Bei der stilistischen Bandbreite an Bands ist es allerdings nicht verwunderlich, dass man nicht alles sehen will / kann / muss. Der Crossover-Gedanke der Neunziger ist schwer lebendig und trotz der verschiedenen Backgrounds gibt es keinerlei Berührungsängste oder sonstigen Stress unter den Besuchern, was komplett geil ist.
Wo ich gerade bei den Besuchern bin: Grau ist das neue Schwarz. Unsere Musik ist in die Jahre gekommen und wir kommen mit. Sogar eine „moderne“ Band wie CLAWFINGER ist bereits 19 Jahre alt und manches Bandmitglied ist in Ehren ergraut. Genau wie sehr viele Besucher…naja von SAINT VITUS mal ganz zu schweigen, die sind höchstwahrscheinlich noch ein paar Tage älter, als die Erde. Aber es ist gut zu sehen, wie die jungen Hüpfer und alten Säcke sich gegenseitig akzeptieren und tolerieren, auch wenn man nicht alles miteinander gemein hat und haben muss.
Abschließend darf und vor allem möchte ich dem Organisationsteam gratulieren, denn was sie mit der dritten Auflage des DEVIL SIDE-Festivals geschafft haben ist definitiv Erstliga-tauglich. Weiter so!
And now for something completely different: die Musik!
Freitag, 20.07.2012
Leider Teufels haben wir durch die Anfahrt und das ganze Drum und Dran meine erste Wunschband verpasst: D.R.I.! Die Crossover-Götter hätte ich mir liebend gerne angeschaut, aber dem Vernehmen nach lief nur die Soundanlage auf der Bühne und dadurch war es sehr leise bis sinnlos.
Als wir zu den Klängen von BETONTOD das Gelände entern treffen wir auf Janin und Hagen, die Mitglieder der ARMY OF ZOMBIES, mit denen wir im Mai Wien unsicher gemacht haben! Und was ist das Erste, was ich von Janin sehe? Eine Schachtel mit Chinanudeln! History repeats itself, allerdings waren diese Nudeln „gar nicht lecker“. Mitglieder der ARMY OF ZOMBIES wissen Bescheid, alle anderen sind eingeladen, den Reisebericht zu lesen: HIER KLICKEN!
Der (restliche) Auftritt von BETONTOD geht in der Wiedersehensfreude unter, auch wenn mir der Titel „Wir müssen aufhören weniger zu trinken“ wohl nie mehr aus dem Kopf gehen wird.

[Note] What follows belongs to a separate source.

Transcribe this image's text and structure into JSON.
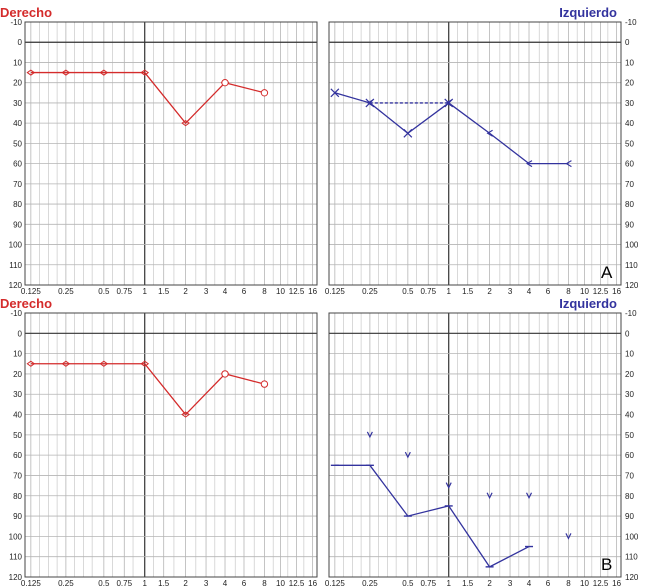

THE BONES machen mit ihrem Streetpunk / Rock’n’Roll alles richtig und locken so schon zu einer sehr frühen Zeit viele Rocker vor die Bühne. Aber typisch für diese Art von Musik ist die Tatsache, dass man so was besser in einer kleinen Halle, anstatt auf einer Festivalbühne erleben sollte. Aber bei welcher Band ist das nicht so? THE BONES haben in Sachen Energie und Attitüde einiges zu bieten und haben sich mit diesem Gig sicherlich für gut besuchte Clubgigs empfohlen. Als grobe Richtungsangabe kann „räudiger Rock’n’Roll, der mich ein wenig an SOCIAL DISTORTION mit einer Punk-Kante erinnert“ gelten. Guter Einstieg.

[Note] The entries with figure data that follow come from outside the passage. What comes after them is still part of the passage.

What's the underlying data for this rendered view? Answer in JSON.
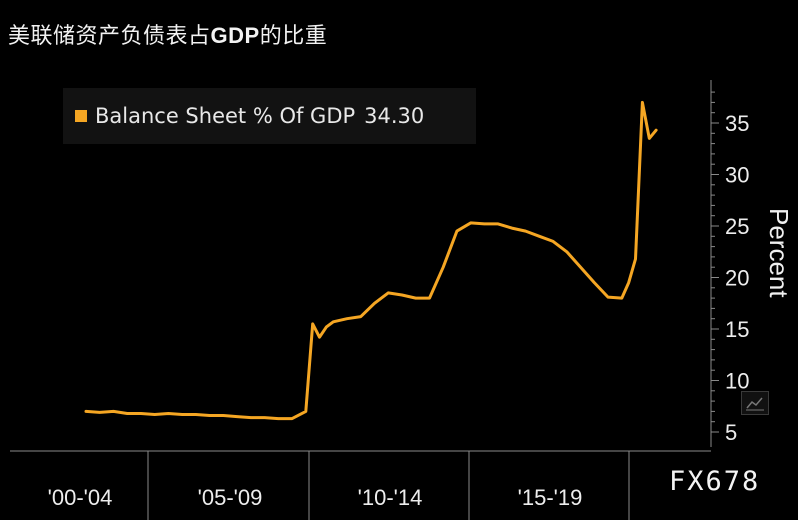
{
  "title_text": "美联储资产负债表占",
  "title_bold": "GDP",
  "title_suffix": "的比重",
  "legend": {
    "label": "Balance Sheet % Of GDP",
    "value": "34.30",
    "color": "#f5a623"
  },
  "watermark": "FX678",
  "colors": {
    "line": "#f5a623",
    "axis": "#8a8a8a",
    "background": "#000000"
  },
  "chart_data": {
    "type": "line",
    "title": "美联储资产负债表占GDP的比重",
    "ylabel": "Percent",
    "xlabel": "",
    "ylim": [
      5,
      38
    ],
    "yticks": [
      5,
      10,
      15,
      20,
      25,
      30,
      35
    ],
    "x_ticklabels": [
      "'00-'04",
      "'05-'09",
      "'10-'14",
      "'15-'19"
    ],
    "xlim": [
      2000.0,
      2021.0
    ],
    "grid": false,
    "legend_position": "top-left",
    "series": [
      {
        "name": "Balance Sheet % Of GDP",
        "x": [
          2000.0,
          2000.5,
          2001.0,
          2001.5,
          2002.0,
          2002.5,
          2003.0,
          2003.5,
          2004.0,
          2004.5,
          2005.0,
          2005.5,
          2006.0,
          2006.5,
          2007.0,
          2007.5,
          2008.0,
          2008.25,
          2008.5,
          2008.75,
          2009.0,
          2009.5,
          2010.0,
          2010.5,
          2011.0,
          2011.5,
          2012.0,
          2012.5,
          2013.0,
          2013.5,
          2014.0,
          2014.5,
          2015.0,
          2015.5,
          2016.0,
          2016.5,
          2017.0,
          2017.5,
          2018.0,
          2018.5,
          2019.0,
          2019.5,
          2019.75,
          2020.0,
          2020.25,
          2020.5,
          2020.75
        ],
        "values": [
          7.0,
          6.9,
          7.0,
          6.8,
          6.8,
          6.7,
          6.8,
          6.7,
          6.7,
          6.6,
          6.6,
          6.5,
          6.4,
          6.4,
          6.3,
          6.3,
          7.0,
          15.5,
          14.2,
          15.2,
          15.7,
          16.0,
          16.2,
          17.5,
          18.5,
          18.3,
          18.0,
          18.0,
          21.0,
          24.5,
          25.3,
          25.2,
          25.2,
          24.8,
          24.5,
          24.0,
          23.5,
          22.5,
          21.0,
          19.5,
          18.1,
          18.0,
          19.5,
          21.8,
          37.0,
          33.5,
          34.3
        ]
      }
    ]
  }
}
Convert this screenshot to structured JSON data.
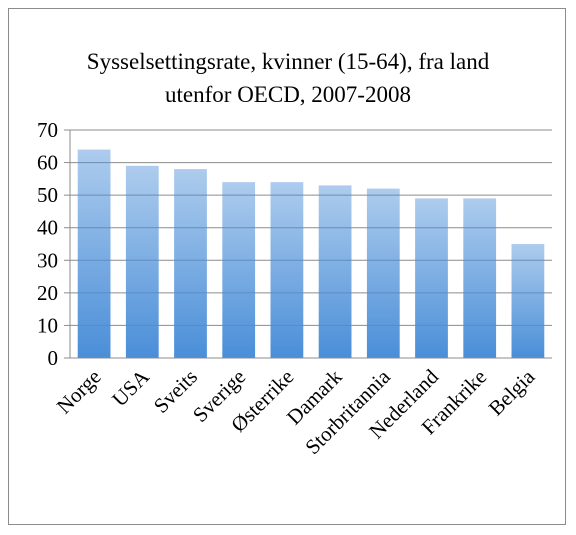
{
  "chart_data": {
    "type": "bar",
    "title": "Sysselsettingsrate, kvinner (15-64), fra land utenfor OECD, 2007-2008",
    "categories": [
      "Norge",
      "USA",
      "Sveits",
      "Sverige",
      "Østerrike",
      "Damark",
      "Storbritannia",
      "Nederland",
      "Frankrike",
      "Belgia"
    ],
    "values": [
      64,
      59,
      58,
      54,
      54,
      53,
      52,
      49,
      49,
      35
    ],
    "color": "#4a8ed8",
    "ylim": [
      0,
      70
    ],
    "yticks": [
      0,
      10,
      20,
      30,
      40,
      50,
      60,
      70
    ],
    "grid": true
  }
}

THE SOUNDS passen vom Sound her nicht wirklich auf das Festival und auch wenn die FOO FIGHTERS und Quentin Tarantino sich als Fans der Band outen, bleibt der Indie Rock nicht ansatzweise in meinem Ohr hängen. Am auffälligsten ist Frontfrau Maja, die in ihren roten Kleid über die Bühne stolziert und auf dem Techniker reitet, der ihren Mikrofonständer richtet. Kathi sagt, sie klingen nach Debbie Harry bzw. BLONDIE. Das glaube ich mal ungesehen.

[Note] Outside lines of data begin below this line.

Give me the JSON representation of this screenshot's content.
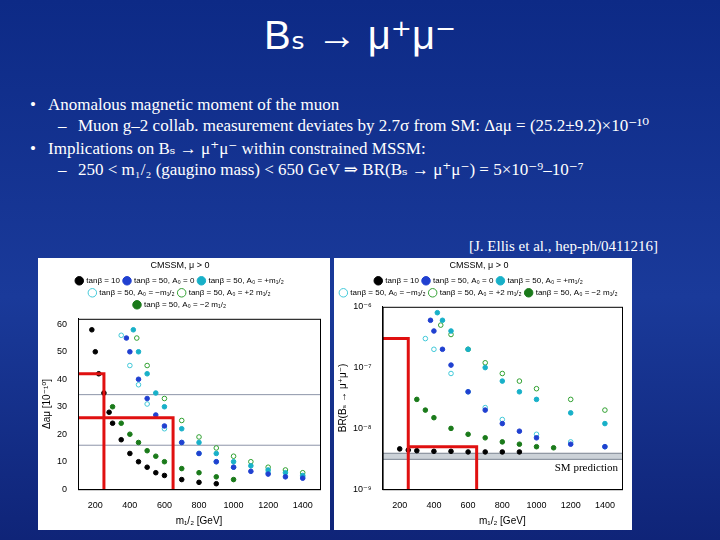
{
  "title": "Bₛ → μ⁺μ⁻",
  "bullets": [
    {
      "text": "Anomalous magnetic moment of the muon",
      "sub": [
        "Muon g–2 collab. measurement deviates by 2.7σ from SM: Δaμ = (25.2±9.2)×10⁻¹⁰"
      ]
    },
    {
      "text": "Implications on Bₛ → μ⁺μ⁻ within constrained MSSM:",
      "sub": [
        "250 < m₁/₂ (gaugino mass) < 650 GeV ⇒ BR(Bₛ → μ⁺μ⁻) = 5×10⁻⁹–10⁻⁷"
      ]
    }
  ],
  "citation": "[J. Ellis et al., hep-ph/0411216]",
  "chart_data": [
    {
      "type": "scatter",
      "x_label": "m₁/₂ [GeV]",
      "y_label": "Δaμ [10⁻¹⁰]",
      "xlim": [
        100,
        1500
      ],
      "xticks": [
        200,
        400,
        600,
        800,
        1000,
        1200,
        1400
      ],
      "ylim": [
        0,
        62
      ],
      "yticks": [
        0,
        10,
        20,
        30,
        40,
        50,
        60
      ],
      "grid": false,
      "legend": "top",
      "legend_title": "CMSSM, μ > 0",
      "reference_lines": [
        16,
        34.4
      ],
      "red_lines": [
        [
          [
            100,
            42
          ],
          [
            250,
            42
          ],
          [
            250,
            0
          ]
        ],
        [
          [
            100,
            26
          ],
          [
            650,
            26
          ],
          [
            650,
            0
          ]
        ]
      ],
      "series": [
        {
          "name": "tanβ = 10",
          "color": "#000000",
          "marker": "circle",
          "x": [
            180,
            200,
            220,
            250,
            280,
            300,
            350,
            400,
            450,
            500,
            550,
            600,
            700,
            800,
            900
          ],
          "values": [
            58,
            50,
            42,
            35,
            28,
            24,
            18,
            13,
            10,
            8,
            6,
            5,
            3.5,
            2.5,
            2
          ]
        },
        {
          "name": "tanβ = 50, A₀ = 0",
          "color": "#2040d0",
          "marker": "circle",
          "x": [
            380,
            400,
            450,
            500,
            550,
            600,
            700,
            800,
            900,
            1000,
            1100,
            1200,
            1300,
            1400
          ],
          "values": [
            55,
            50,
            40,
            33,
            27,
            23,
            17,
            13,
            10,
            8,
            6.5,
            5.5,
            4.5,
            4
          ]
        },
        {
          "name": "tanβ = 50, A₀ = +m₁/₂",
          "color": "#18b0c8",
          "marker": "circle",
          "x": [
            420,
            450,
            500,
            550,
            600,
            700,
            800,
            900,
            1000,
            1100,
            1200,
            1300,
            1400
          ],
          "values": [
            58,
            50,
            42,
            35,
            30,
            22,
            17,
            13,
            10,
            8.5,
            7,
            6,
            5
          ]
        },
        {
          "name": "tanβ = 50, A₀ = −m₁/₂",
          "color": "#40c8d8",
          "marker": "open_circle",
          "x": [
            350,
            400,
            450,
            500,
            600,
            700,
            800,
            900,
            1000,
            1200,
            1400
          ],
          "values": [
            56,
            45,
            38,
            31,
            22,
            17,
            13,
            10,
            8,
            6,
            4.5
          ]
        },
        {
          "name": "tanβ = 50, A₀ = +2 m₁/₂",
          "color": "#30a030",
          "marker": "open_circle",
          "x": [
            440,
            500,
            600,
            700,
            800,
            900,
            1000,
            1100,
            1200,
            1300,
            1400
          ],
          "values": [
            55,
            45,
            33,
            25,
            19,
            15,
            12,
            10,
            8,
            7,
            6
          ]
        },
        {
          "name": "tanβ = 50, A₀ = −2 m₁/₂",
          "color": "#1a7a1a",
          "marker": "circle",
          "x": [
            300,
            350,
            400,
            450,
            500,
            550,
            600,
            700,
            800,
            900,
            1000
          ],
          "values": [
            30,
            24,
            20,
            17,
            14,
            12,
            10,
            7.5,
            6,
            4.5,
            3.5
          ]
        }
      ]
    },
    {
      "type": "scatter",
      "x_label": "m₁/₂ [GeV]",
      "y_label": "BR(Bₛ → μ⁺μ⁻)",
      "log": "y",
      "xlim": [
        100,
        1500
      ],
      "xticks": [
        200,
        400,
        600,
        800,
        1000,
        1200,
        1400
      ],
      "ylim": [
        1e-09,
        1e-06
      ],
      "yticks": [
        {
          "value": 1e-09,
          "label": "10⁻⁹"
        },
        {
          "value": 1e-08,
          "label": "10⁻⁸"
        },
        {
          "value": 1e-07,
          "label": "10⁻⁷"
        },
        {
          "value": 1e-06,
          "label": "10⁻⁶"
        }
      ],
      "grid": false,
      "legend": "top",
      "legend_title": "CMSSM, μ > 0",
      "band": [
        3.1e-09,
        3.9e-09
      ],
      "band_label": "SM prediction",
      "red_lines": [
        [
          [
            100,
            3e-07
          ],
          [
            250,
            3e-07
          ],
          [
            250,
            1e-09
          ]
        ],
        [
          [
            250,
            5e-09
          ],
          [
            650,
            5e-09
          ],
          [
            650,
            1e-09
          ]
        ]
      ],
      "series": [
        {
          "name": "tanβ = 10",
          "color": "#000000",
          "marker": "circle",
          "x": [
            200,
            250,
            300,
            400,
            500,
            600,
            700,
            800,
            900
          ],
          "values": [
            4.6e-09,
            4.4e-09,
            4.3e-09,
            4.2e-09,
            4.2e-09,
            4.1e-09,
            4.1e-09,
            4.1e-09,
            4.1e-09
          ]
        },
        {
          "name": "tanβ = 50, A₀ = 0",
          "color": "#2040d0",
          "marker": "circle",
          "x": [
            380,
            400,
            450,
            500,
            600,
            700,
            800,
            900,
            1000,
            1200,
            1400
          ],
          "values": [
            6e-07,
            4e-07,
            2e-07,
            1.1e-07,
            4e-08,
            2e-08,
            1.2e-08,
            9e-09,
            7e-09,
            5.5e-09,
            5e-09
          ]
        },
        {
          "name": "tanβ = 50, A₀ = +m₁/₂",
          "color": "#18b0c8",
          "marker": "circle",
          "x": [
            420,
            450,
            500,
            600,
            700,
            800,
            900,
            1000,
            1200,
            1400
          ],
          "values": [
            8e-07,
            6e-07,
            4e-07,
            2e-07,
            1e-07,
            6e-08,
            4e-08,
            3e-08,
            1.8e-08,
            1.2e-08
          ]
        },
        {
          "name": "tanβ = 50, A₀ = −m₁/₂",
          "color": "#40c8d8",
          "marker": "open_circle",
          "x": [
            350,
            400,
            500,
            600,
            700,
            800,
            1000,
            1200,
            1400
          ],
          "values": [
            3e-07,
            2e-07,
            8e-08,
            4e-08,
            2.2e-08,
            1.4e-08,
            8e-09,
            6e-09,
            5e-09
          ]
        },
        {
          "name": "tanβ = 50, A₀ = +2 m₁/₂",
          "color": "#30a030",
          "marker": "open_circle",
          "x": [
            440,
            500,
            600,
            700,
            800,
            900,
            1000,
            1200,
            1400
          ],
          "values": [
            5e-07,
            3.5e-07,
            2e-07,
            1.2e-07,
            8e-08,
            6e-08,
            4.5e-08,
            3e-08,
            2e-08
          ]
        },
        {
          "name": "tanβ = 50, A₀ = −2 m₁/₂",
          "color": "#1a7a1a",
          "marker": "circle",
          "x": [
            300,
            350,
            400,
            500,
            600,
            700,
            800,
            900,
            1000,
            1100
          ],
          "values": [
            3e-08,
            2e-08,
            1.5e-08,
            1e-08,
            8e-09,
            7e-09,
            6e-09,
            5.5e-09,
            5e-09,
            4.8e-09
          ]
        }
      ]
    }
  ]
}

Im Anschluss stürmen ARCH ENEMY die Bühne und legen los. Legen sie wirklich los? Ziemlich schnell werden die „Lauter! Lauter!“-Rufe aus dem Publikum immer vehementer und Frontfrau Angela Gossow fordert die Mischer auf, die Anlage lauter zu drehen, da „sie ohne Mikrofon lauter als 85 Dezibel singt“. Am nächsten Tag wird man hören, dass es seitens des Ordnungsamtes die Auflage gibt, nicht lauter als diese besagten 85 Dezibel zu gehen. Nun ja, durch die gedrosselte Lautstärke fehlt den Bands etwas an Druck, aber als allzu störend habe ich das nicht wirklich empfunden, zumal der Sound bei fast allen Bands überwiegend gut bis sehr gut ist.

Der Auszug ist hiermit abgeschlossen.